Müslümanların bayramı sona erdi.
Rahmet, bereket ve cehennem azabından kurtuluş müjdesi olan Kur’an Ayı Ramazan Bayramı ile sona erdi ve Müslümanlar 3 günlük bayramları sonrasında Ramazan ve Bayram tanımayan zalimlere karşı asli gündemlerine döndüler.
Müslümanlar topyekûn bir vücud gibi olamadıkları için gündemlerinde de bir birlik bütünlük yok.
Kimileri daha fazla dünyalık kazanıp emsallerinden daha fazla zengin olma sevdasına düştükleri için gayretlerini o tarafa yoğunlaştırma yolunu seçtiler.
Kimileri doğuştan kendilerine bir hak olarak gördükleri idarecilik sıfatını ele geçirmek veya devam ettirmek için çalışmalarında o tarafa ağırlık verme yolunu seçtiler.
Kimileri anadan atadan gördükleri olan bitene kayıtsız kalma ve haksızlıklar ile yanlışlıklara itirazsız bir yaşama biçimi seçtikleri için kendi kabuklarına çekilmeyi tercih ettiler.
Kimileri de son yıllarda gayri İslami bir şekilde Allah (cc) Rasulü’nün (sav) sahih sünnet ve sahih hadislerine karşı başlatılan savaşa karşı çıkmayı görev bilerek bu ahlaksız saldırıyı bertaraf etmek için kardeşleri ile birlikte gayretlerini birleştirme yolunu seçtiler.
Bu öyle bir saldırıdır ki belki ancak askeri terminoloji ile gayri ahlaki asimetrik bir savaş olarak tanımlanabilecek bir saldırıdır.
Bu ahlaksız savaşta saldırı Resul’ümüzün (sav) Sahih Sünnet ve Sahih hadislerini toptan yok etmek için yapılmaktadır.
Bu nerede başlayıp nerede biteceği belli olmayan ahlaksız saldırı Sahih Sünnet ve Sahih Hadisleri bizlere ulaştıran Selefi Salihin’e (rha) karşı başlatılan bir savaştır.

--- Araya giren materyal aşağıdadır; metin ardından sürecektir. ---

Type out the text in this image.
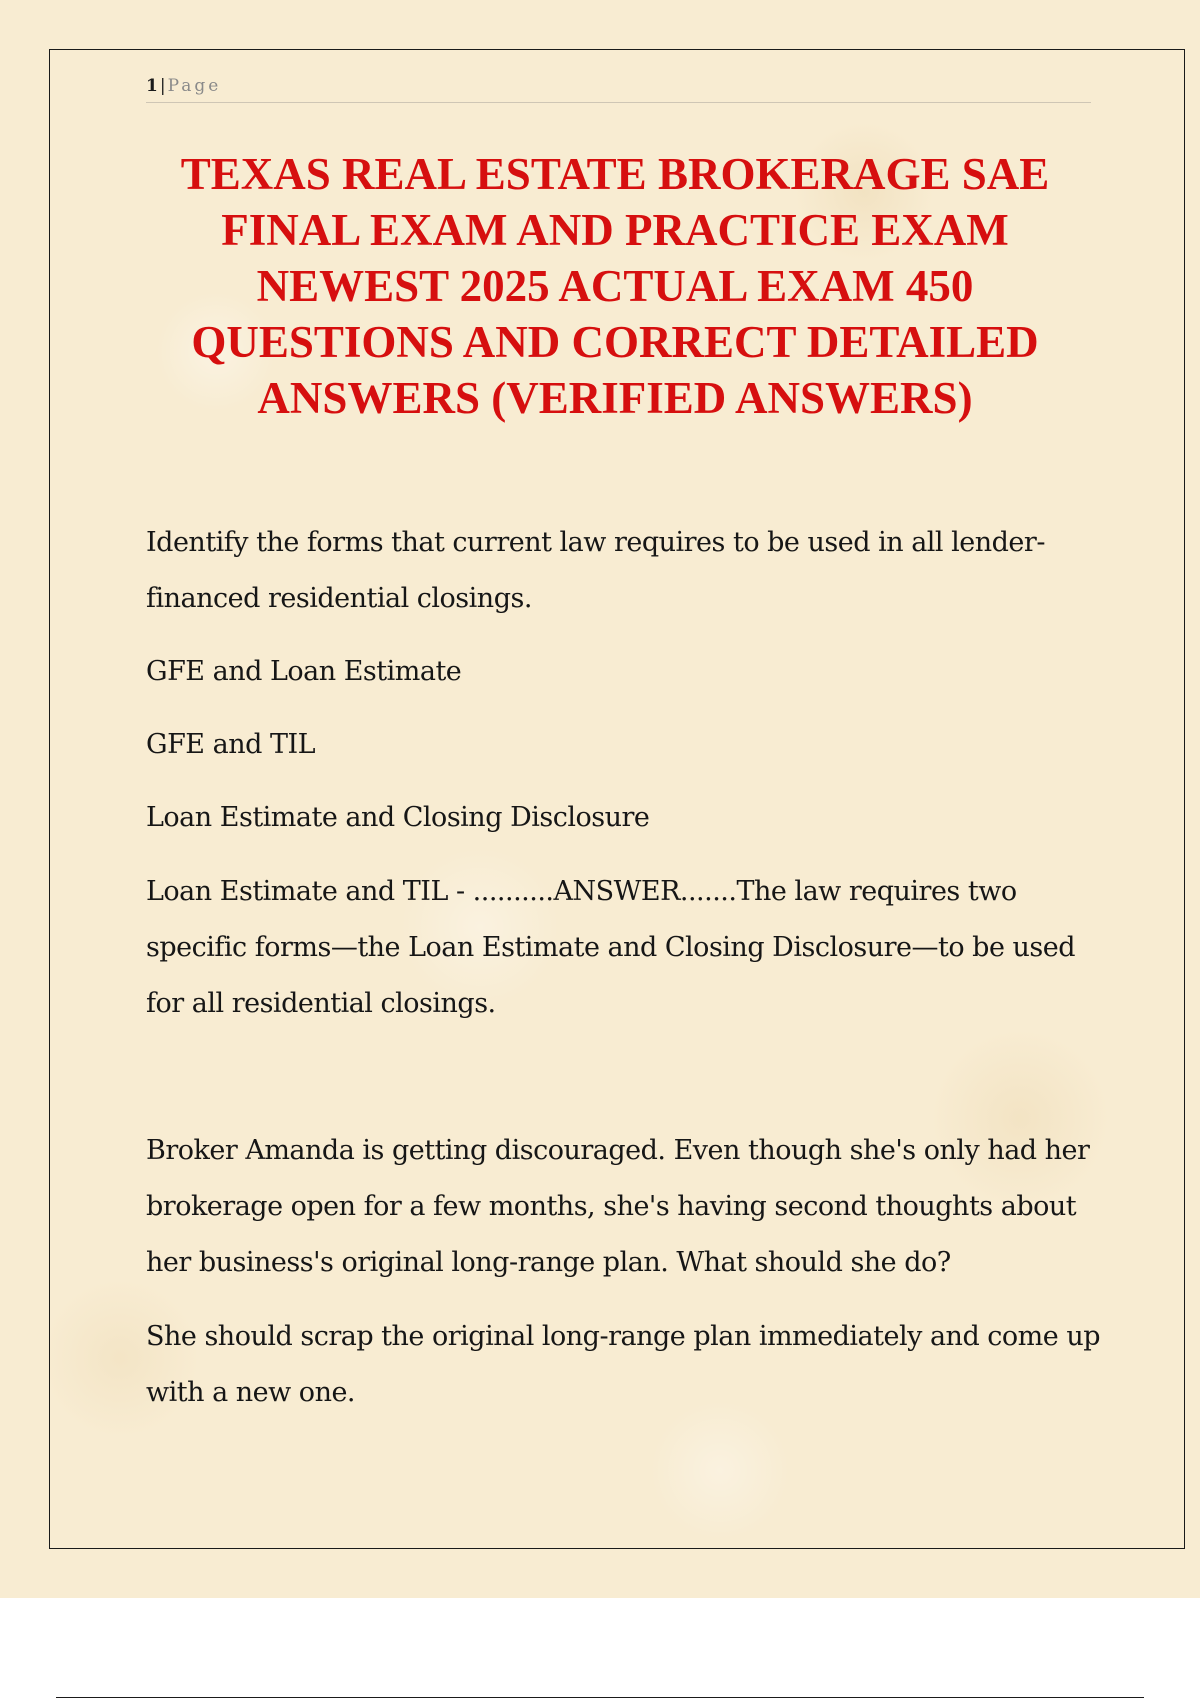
1 | Page
TEXAS REAL ESTATE BROKERAGE SAE FINAL EXAM AND PRACTICE EXAM NEWEST 2025 ACTUAL EXAM 450 QUESTIONS AND CORRECT DETAILED ANSWERS (VERIFIED ANSWERS)

Identify the forms that current law requires to be used in all lender-financed residential closings.

GFE and Loan Estimate

GFE and TIL

Loan Estimate and Closing Disclosure

Loan Estimate and TIL - ..........ANSWER.......The law requires two specific forms—the Loan Estimate and Closing Disclosure—to be used for all residential closings.

Broker Amanda is getting discouraged. Even though she's only had her brokerage open for a few months, she's having second thoughts about her business's original long-range plan. What should she do?

She should scrap the original long-range plan immediately and come up with a new one.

Bu dış destekli ahlaksız savaş Rasulullah’ın (sav) arkadaşları olan İslam’ın Kurucu nesli olan Sahabe Efendilerimize (ra) karşı başlatılan bir savaştır.
Bu hayâsız saldırı Sahih Sünnet ve hadisleri bizlere ulaştıran Allah (cc) Rasulü’nün (sav) Aile Efradı ve Ehli Beytine karşı yapılmış bir ahlaksızlıktır.
Bu gayri İslami saldırı Bizzat Rasulullah’ın (sav) kendisine karşı yapılmış bir savaştır.
Bu savaş Vahiy meleği Cibril-i Emin, Namusu Ekber’i (as) devre dışı bırakmak için yapılan bir savaştır.
Daha açıkçası bu savaş Sahih Sünneti yok etmek üzerinden Kur’an-ı Kerim’i yok etmeye dönük bir savaştır.
Tarih boyunca Ehli Sünnet Müslümanlara karşı iç ve dış düşmanlar tarafından yapılan tüm saldırılar nasıl bertaraf edildi ise, son zamanda tekrar hortlatılarak yoğunlaştırılmak istenen bu saldırılar da hiç şüphesiz yine Ehli Sünnet Müslümanlar tarafından bertaraf edilecektir.
Önemli olan bu kirli savaşta Rasulullah’ın (sav) ve Sahih Sünnetin tarafında yer alabilmektir.
Bazı Müslümanlar henüz fark etmemiş olsalar da bu savaş yeni başlamamıştır ve bu saldırılar son saldırı da olmayacaktır.
1400 yıldır devam edegelen hak batıl mücadelesinin bu günkü versiyonu bu şekilde icra edilmektedir.
Rasulullah’ın (sav) Aile Efradı, Ehli Beyti (ra) ve arkadaşlarına (ra) yapılan saldırıların 1400 yıldır safevi şiası tarafından sinsice yapılan saldırılarla benzerlik göstermesine özellikle dikkat etmek gerekmektedir.
Batılı Müsteşriklerle hemen hemen aynı pozisyona gelmiş olan safevi şiasının yerli işbirlikçilerinin saldırılarının şiddetini artırmış olmaları, tarihin tekerrürü ve yenilgilerinin de habercisidir.
Sahi bu günlerde sizin gündeminiz ne diye sorsak cevabınız ne olurdu?